Tens of thousands, perhaps millions, of Google Chromebooks, widely prized by schools due to their low cost and ease of configuration, were reported to be offline for several hours on Tuesday. The apparent cause? A seemingly botched WiFi policy update pushed out by Google that caused many Chromebooks to forget their approved network connection, leaving students disconnected.
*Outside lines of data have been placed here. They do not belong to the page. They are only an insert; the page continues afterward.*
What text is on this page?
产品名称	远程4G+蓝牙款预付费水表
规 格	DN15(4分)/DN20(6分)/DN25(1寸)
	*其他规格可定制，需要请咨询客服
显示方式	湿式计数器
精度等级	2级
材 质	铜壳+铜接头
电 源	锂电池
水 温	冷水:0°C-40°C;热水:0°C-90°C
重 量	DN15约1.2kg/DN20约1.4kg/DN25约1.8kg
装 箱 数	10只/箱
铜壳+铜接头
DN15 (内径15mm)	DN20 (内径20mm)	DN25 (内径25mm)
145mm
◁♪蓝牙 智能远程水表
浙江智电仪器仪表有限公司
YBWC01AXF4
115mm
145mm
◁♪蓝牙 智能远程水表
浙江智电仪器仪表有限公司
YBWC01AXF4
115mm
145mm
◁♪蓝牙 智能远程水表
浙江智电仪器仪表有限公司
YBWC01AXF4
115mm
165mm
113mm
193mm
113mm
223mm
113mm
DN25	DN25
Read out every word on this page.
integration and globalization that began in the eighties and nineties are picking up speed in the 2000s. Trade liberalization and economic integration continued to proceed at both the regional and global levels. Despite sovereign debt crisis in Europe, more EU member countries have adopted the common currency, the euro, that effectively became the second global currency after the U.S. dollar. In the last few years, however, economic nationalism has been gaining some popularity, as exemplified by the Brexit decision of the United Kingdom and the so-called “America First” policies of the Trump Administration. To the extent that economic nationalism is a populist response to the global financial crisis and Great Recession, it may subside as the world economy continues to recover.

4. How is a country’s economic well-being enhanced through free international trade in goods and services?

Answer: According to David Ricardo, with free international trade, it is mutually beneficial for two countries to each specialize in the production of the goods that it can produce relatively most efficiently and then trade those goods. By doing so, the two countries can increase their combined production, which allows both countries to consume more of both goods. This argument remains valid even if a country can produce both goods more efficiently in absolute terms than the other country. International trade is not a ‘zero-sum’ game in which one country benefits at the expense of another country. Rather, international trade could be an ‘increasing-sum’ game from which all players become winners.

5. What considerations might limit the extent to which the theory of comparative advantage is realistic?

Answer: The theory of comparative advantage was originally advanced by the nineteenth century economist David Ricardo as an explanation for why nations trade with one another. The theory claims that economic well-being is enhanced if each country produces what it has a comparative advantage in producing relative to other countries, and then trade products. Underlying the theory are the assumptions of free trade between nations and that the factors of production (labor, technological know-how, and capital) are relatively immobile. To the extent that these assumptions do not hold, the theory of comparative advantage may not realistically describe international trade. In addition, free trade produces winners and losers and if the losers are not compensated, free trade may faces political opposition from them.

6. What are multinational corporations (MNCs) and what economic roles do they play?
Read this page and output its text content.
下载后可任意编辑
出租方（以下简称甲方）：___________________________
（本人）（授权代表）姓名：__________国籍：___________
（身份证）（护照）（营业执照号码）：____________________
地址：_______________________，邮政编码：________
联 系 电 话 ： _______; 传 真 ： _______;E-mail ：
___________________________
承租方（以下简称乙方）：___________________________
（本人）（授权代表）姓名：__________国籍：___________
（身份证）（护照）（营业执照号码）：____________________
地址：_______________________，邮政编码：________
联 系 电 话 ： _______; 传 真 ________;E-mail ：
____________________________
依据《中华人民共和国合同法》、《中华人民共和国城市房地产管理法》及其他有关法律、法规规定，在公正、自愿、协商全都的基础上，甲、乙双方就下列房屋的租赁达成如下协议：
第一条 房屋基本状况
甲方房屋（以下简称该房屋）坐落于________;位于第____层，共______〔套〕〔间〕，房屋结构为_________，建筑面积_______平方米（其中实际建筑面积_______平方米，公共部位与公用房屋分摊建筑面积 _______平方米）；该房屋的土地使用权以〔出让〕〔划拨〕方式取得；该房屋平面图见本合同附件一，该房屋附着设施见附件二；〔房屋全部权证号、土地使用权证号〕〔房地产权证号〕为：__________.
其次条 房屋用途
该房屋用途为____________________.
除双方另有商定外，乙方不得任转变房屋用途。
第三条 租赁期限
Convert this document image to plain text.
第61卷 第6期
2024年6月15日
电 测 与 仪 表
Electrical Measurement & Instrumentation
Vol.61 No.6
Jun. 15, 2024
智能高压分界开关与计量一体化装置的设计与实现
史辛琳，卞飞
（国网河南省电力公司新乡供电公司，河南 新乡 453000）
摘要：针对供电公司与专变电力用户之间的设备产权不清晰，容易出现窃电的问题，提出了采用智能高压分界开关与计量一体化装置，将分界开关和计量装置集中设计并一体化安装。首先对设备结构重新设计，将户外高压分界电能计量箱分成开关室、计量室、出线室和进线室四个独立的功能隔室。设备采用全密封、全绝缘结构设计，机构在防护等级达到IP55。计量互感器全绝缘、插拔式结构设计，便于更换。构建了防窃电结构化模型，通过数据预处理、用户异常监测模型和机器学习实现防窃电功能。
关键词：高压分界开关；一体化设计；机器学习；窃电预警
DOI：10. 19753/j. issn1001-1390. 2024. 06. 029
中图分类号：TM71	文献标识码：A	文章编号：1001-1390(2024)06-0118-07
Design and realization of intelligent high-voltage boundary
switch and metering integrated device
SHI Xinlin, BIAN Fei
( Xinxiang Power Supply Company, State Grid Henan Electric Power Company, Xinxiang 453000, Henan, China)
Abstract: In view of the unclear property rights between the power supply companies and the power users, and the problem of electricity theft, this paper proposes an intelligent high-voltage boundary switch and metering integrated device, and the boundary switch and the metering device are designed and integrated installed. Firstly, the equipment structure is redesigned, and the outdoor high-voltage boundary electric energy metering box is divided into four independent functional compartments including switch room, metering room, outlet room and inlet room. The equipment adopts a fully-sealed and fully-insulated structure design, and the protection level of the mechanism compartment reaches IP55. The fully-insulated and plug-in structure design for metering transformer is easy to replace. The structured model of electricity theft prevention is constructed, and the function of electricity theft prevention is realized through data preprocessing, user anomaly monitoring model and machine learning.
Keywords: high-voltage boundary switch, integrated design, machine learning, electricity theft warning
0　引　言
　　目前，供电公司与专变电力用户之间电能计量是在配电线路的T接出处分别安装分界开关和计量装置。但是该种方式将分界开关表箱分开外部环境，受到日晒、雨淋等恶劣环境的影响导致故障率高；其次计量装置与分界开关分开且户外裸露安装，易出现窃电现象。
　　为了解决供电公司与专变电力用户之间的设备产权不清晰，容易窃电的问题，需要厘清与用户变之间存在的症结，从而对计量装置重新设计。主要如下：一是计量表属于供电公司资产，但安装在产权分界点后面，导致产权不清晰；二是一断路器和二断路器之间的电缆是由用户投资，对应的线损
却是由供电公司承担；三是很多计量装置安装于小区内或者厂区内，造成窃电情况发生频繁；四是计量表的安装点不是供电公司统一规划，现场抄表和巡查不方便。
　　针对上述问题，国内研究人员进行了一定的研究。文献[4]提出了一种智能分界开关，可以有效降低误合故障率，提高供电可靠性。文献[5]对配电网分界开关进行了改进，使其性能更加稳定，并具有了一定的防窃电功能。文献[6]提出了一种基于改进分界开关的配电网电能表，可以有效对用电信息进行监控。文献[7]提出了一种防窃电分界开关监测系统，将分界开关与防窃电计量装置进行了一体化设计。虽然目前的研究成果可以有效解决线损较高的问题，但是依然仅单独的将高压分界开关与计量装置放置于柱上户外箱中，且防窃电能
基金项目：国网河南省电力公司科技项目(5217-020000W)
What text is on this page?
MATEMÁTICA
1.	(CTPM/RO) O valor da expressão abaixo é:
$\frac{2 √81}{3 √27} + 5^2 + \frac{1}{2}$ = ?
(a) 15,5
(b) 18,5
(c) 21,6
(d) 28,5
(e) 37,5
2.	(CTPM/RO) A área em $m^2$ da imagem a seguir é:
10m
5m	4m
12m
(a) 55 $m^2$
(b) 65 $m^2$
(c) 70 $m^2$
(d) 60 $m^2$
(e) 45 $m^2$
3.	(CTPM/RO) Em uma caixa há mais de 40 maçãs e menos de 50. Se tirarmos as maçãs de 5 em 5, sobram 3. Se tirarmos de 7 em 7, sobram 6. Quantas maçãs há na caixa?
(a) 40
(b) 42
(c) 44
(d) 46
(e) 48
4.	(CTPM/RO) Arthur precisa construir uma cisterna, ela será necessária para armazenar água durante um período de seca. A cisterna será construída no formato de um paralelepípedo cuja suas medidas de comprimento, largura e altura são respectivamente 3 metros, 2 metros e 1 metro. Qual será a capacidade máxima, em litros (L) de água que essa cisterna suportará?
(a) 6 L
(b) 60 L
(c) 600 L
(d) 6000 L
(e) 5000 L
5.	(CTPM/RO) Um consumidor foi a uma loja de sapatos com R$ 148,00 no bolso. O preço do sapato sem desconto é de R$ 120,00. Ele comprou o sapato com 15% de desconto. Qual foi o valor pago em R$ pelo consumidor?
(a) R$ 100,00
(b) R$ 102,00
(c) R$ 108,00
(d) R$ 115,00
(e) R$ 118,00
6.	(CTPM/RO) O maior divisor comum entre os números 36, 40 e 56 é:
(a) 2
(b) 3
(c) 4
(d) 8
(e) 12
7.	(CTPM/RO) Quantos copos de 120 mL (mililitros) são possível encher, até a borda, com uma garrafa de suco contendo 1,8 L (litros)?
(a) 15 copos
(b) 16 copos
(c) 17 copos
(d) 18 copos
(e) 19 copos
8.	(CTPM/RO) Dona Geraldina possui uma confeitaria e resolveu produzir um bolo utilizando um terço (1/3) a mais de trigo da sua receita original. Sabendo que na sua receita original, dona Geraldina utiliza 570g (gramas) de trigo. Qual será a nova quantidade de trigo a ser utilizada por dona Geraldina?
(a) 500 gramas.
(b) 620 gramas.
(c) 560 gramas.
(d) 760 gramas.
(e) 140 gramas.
Google first gave schools a heads-up via Twitter after the fact, indicating there was a fix.
https://twitter.com/GoogleForEdu/status/938159020082376704
That disclosure led to dismayed reaction by educators, some of whom had Chromebook installations in the thousands.
https://twitter.com/jw_cunningham/status/938160203530457089
https://twitter.com/Amorrisbpsd/status/938159991520923649
https://twitter.com/kdumont/status/938149988244250625
Reddit, too, suddenly had multiple discussions popping up with school tech directors offering advice and condolences to each other. Downdetector indicated a large number of reported outages roughly during the same period.

For its part, Google lists the Chromebook WiFi problem as a “known issue” on its business and education help site, adding, “We have addressed the root cause of this issue, but due to the nature of issue, the fix does not take effect until affected devices connect to networks and refresh policies. We are investigating additional options to resolve this issue.” (Update 6:20 pm: Google has published a linked help article providing five options for re-connecting Chromebooks to managed networks, and more specifics on who was likely affected.)
Some schools said they had found a workaround of their own: Creating an open, “guest” WiFi network, telling students to connect to it, and then forcing the corrected policy to the Chromebooks.
https://twitter.com/MoundsViewTech/status/938145850798288897
That’s not without risks, because students are connecting — even if briefly — to an open, unsecured network. Still, it may make for a better Wednesday for some schools.